Building Reliable AI Agents That Don't Fall Over
Hard-won lessons on tool design, retries, and observability for autonomous agents that run unattended in production.
Most agent demos work once and then quietly rot. The gap between a flashy notebook and an agent you trust to run unattended is mostly boring engineering — the same discipline you'd apply to any distributed system.
The failure modes nobody shows you
When I started shipping agents at scale, three things broke first:
- Tool calls that silently return garbage. The model happily continues.
- Infinite loops where the agent re-tries the same broken action.
- Cost blowups from runaway token usage on a single stuck task.
Design tools like APIs, not chat
A tool is a contract.
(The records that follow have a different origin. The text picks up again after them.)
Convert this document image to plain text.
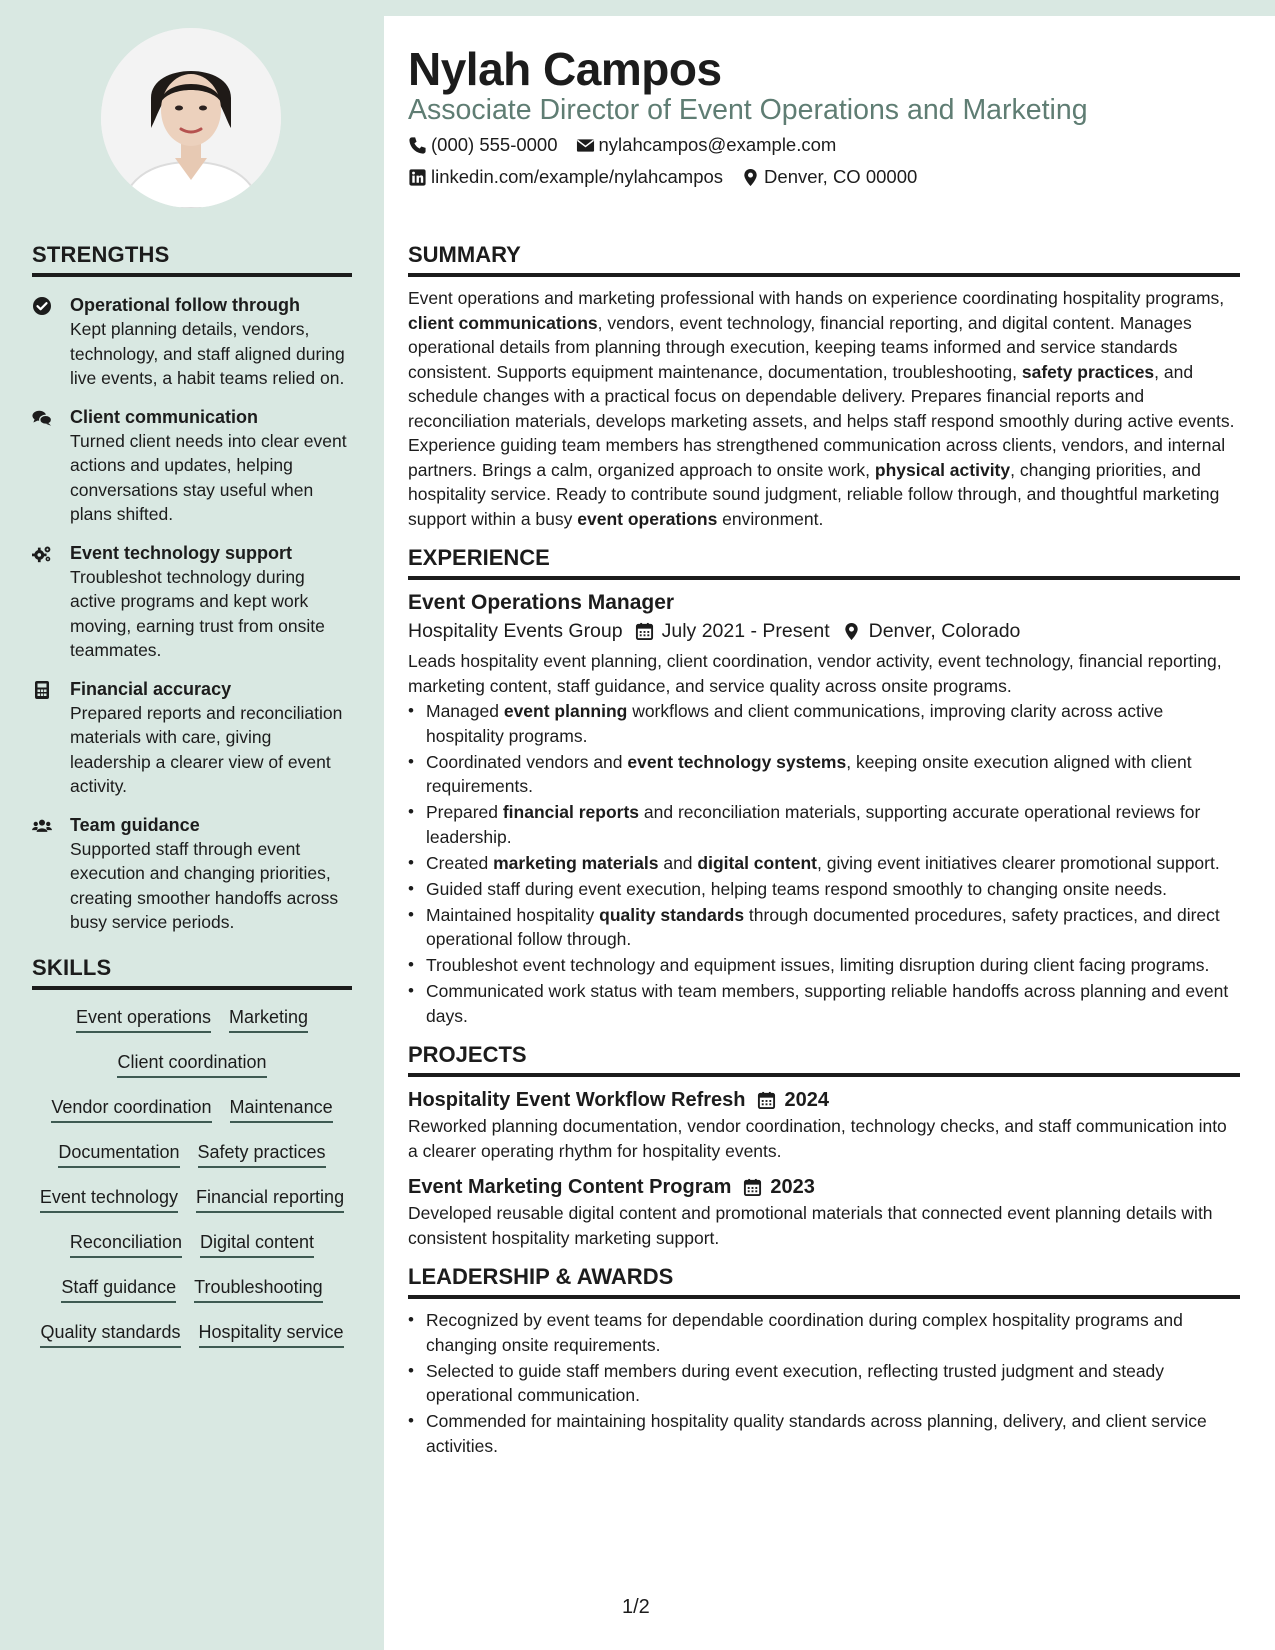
STRENGTHS
Operational follow through
Kept planning details, vendors, technology, and staff aligned during live events, a habit teams relied on.
Client communication
Turned client needs into clear event actions and updates, helping conversations stay useful when plans shifted.
Event technology support
Troubleshot technology during active programs and kept work moving, earning trust from onsite teammates.
Financial accuracy
Prepared reports and reconciliation materials with care, giving leadership a clearer view of event activity.
Team guidance
Supported staff through event execution and changing priorities, creating smoother handoffs across busy service periods.
SKILLS
Event operations Marketing
Client coordination
Vendor coordination Maintenance
Documentation Safety practices
Event technology Financial reporting
Reconciliation Digital content
Staff guidance Troubleshooting
Quality standards Hospitality service
Nylah Campos
Associate Director of Event Operations and Marketing
(000) 555-0000 nylahcampos@example.com
linkedin.com/example/nylahcampos Denver, CO 00000
SUMMARY
Event operations and marketing professional with hands on experience coordinating hospitality programs, client communications, vendors, event technology, financial reporting, and digital content. Manages operational details from planning through execution, keeping teams informed and service standards consistent. Supports equipment maintenance, documentation, troubleshooting, safety practices, and schedule changes with a practical focus on dependable delivery. Prepares financial reports and reconciliation materials, develops marketing assets, and helps staff respond smoothly during active events. Experience guiding team members has strengthened communication across clients, vendors, and internal partners. Brings a calm, organized approach to onsite work, physical activity, changing priorities, and hospitality service. Ready to contribute sound judgment, reliable follow through, and thoughtful marketing support within a busy event operations environment.
EXPERIENCE
Event Operations Manager
Hospitality Events Group July 2021 - Present Denver, Colorado
Leads hospitality event planning, client coordination, vendor activity, event technology, financial reporting, marketing content, staff guidance, and service quality across onsite programs.
• Managed event planning workflows and client communications, improving clarity across active hospitality programs.
• Coordinated vendors and event technology systems, keeping onsite execution aligned with client requirements.
• Prepared financial reports and reconciliation materials, supporting accurate operational reviews for leadership.
• Created marketing materials and digital content, giving event initiatives clearer promotional support.
• Guided staff during event execution, helping teams respond smoothly to changing onsite needs.
• Maintained hospitality quality standards through documented procedures, safety practices, and direct operational follow through.
• Troubleshot event technology and equipment issues, limiting disruption during client facing programs.
• Communicated work status with team members, supporting reliable handoffs across planning and event days.
PROJECTS
Hospitality Event Workflow Refresh 2024
Reworked planning documentation, vendor coordination, technology checks, and staff communication into a clearer operating rhythm for hospitality events.
Event Marketing Content Program 2023
Developed reusable digital content and promotional materials that connected event planning details with consistent hospitality marketing support.
LEADERSHIP & AWARDS
• Recognized by event teams for dependable coordination during complex hospitality programs and changing onsite requirements.
• Selected to guide staff members during event execution, reflecting trusted judgment and steady operational communication.
• Commended for maintaining hospitality quality standards across planning, delivery, and client service activities.
1/2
Give it a tight schema, validate inputs, and return structured errors the model can actually reason about.
type ToolResult<T> =
| { ok: true; data: T }
| { ok: false; error: string; retryable: boolean };
async function searchDocs(query: string): Promise<ToolResult<Doc[]>> {
if (!query.trim()) {
return { ok: false, error: "query was empty", retryable: false };
}
// ...
}
The retryable flag matters: it lets your orchestration layer decide whether
to back off or hand control back to the model.
Budget everything
Every agent run gets a hard ceiling:
- max tool calls
- max wall-clock time
- max tokens
An agent without a budget is a denial-of-service attack you wrote yourself.
Observability is the whole game
You cannot debug what you cannot see. I log every step as a structured event:
- the prompt sent
- the tool chosen and its arguments
- the raw result
- the model's reasoning trace (when available)
With that, a failed run becomes a replayable trace instead of a mystery.
Takeaways
- Treat tools as validated APIs with structured errors.
- Put hard budgets on every run.
- Make every step observable and replayable.
Reliability isn't a model problem. It's a systems problem — and that's good news, because we already know how to build reliable systems.